O documento cita também incertezas sobre a avaliação de eficácia e segurança devido à falta de apresentação de todos os dados do estudo clínico, como o número de casos suspeitos e descartados de Covid em cada braço do estudo e se os dados foram avaliados por comitê independente.
“As deficiências no desenho do estudo pivotal de fase 3, associadas à ausência de dados importantes que permitam a correta avaliação dos resultados declarados, impossibilitam conclusões sobre a eficácia e a segurança da vacina com base nos dados apresentados.”
O parecer consta de documento com data de 30 de março. Questionada pela reportagem sobre a situação atual dos documentos no pedido feito pelos estados, a agência diz que ainda não recebeu relatório técnico referente à avaliação da Sputnik, o que impede que os dados sejam analisados.
“Também não foram apresentadas outras informações da vacina quanto aos aspectos técnicos de qualidade, segurança e eficácia que atestem o preenchimento desse requisito legal”, informa a agência.
Sobre o pedido de uso emergencial feito pela União Química, cujo prazo foi suspenso devido à ausência dos documentos necessários, a agência diz em nota que, até o momento, não há dados “que permitam concluir pela segurança da vacina”.
Dados de painel mantido pela agência para acompanhamento do processo mostram que, até a noite desta quinta (15), dos documentos necessários, 15,46% não foram apresentados, 63,75% são pendentes de complementação, 8,83% já tiveram análise concluída e 11,93% estão em análise.
“A partir dos dados e partes do estudo recebido até agora, a Anvisa identificou lacunas técnicas importantes que precisam ser respondidas e explicadas para se avaliar a segurança da vacina”, informou a agência, em nota.
A reportagem questionou a empresa União Química, que mantém uma parceria com o Fundo de Investimento Direto da Rússia para produção da vacina no país e negocia os contratos com os governos, sobre a previsão de apresentação dos dados.
Em nota, o diretor científico da empresa, Miguel Giudicissi Filho, diz que a União Química vem respondendo a perguntas e pedidos da agência.

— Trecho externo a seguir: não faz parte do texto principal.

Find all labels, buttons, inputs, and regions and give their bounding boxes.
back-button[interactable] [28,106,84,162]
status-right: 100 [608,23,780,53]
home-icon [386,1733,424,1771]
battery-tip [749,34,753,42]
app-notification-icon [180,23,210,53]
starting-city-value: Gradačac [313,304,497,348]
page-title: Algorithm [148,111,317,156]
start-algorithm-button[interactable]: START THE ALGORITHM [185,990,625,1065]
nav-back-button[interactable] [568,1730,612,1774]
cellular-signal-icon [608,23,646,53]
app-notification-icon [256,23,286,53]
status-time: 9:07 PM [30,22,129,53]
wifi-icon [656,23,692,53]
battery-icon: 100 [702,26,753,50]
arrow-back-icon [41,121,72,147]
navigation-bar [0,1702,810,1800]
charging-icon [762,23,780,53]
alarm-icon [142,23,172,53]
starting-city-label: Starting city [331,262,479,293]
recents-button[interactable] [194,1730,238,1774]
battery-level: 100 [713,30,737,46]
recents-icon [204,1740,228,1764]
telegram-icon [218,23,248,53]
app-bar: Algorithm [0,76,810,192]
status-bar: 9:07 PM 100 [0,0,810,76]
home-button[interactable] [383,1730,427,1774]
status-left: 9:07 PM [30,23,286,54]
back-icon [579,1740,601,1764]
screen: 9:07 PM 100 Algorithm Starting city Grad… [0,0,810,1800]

“Com esse novo pedido, já respondemos aproximadamente 17 solicitações (na primeira manifestação da Anvisa), na segunda 37 e agora recebemos aproximadamente 100 novas perguntas que estamos trabalhando para responder”, informou.
Na última semana, após reunião com governadores, a Anvisa informou que buscaria informações junto à Organização Mundial de Saúde e Agência Europeia de Medicamentos, que também analisam dados da vacina, na tentativa de acelerar o processo.
Uma visita de inspeção a fábricas que produzem a vacina na Rússia está marcada para ocorrer a partir da próxima segunda-feira (19).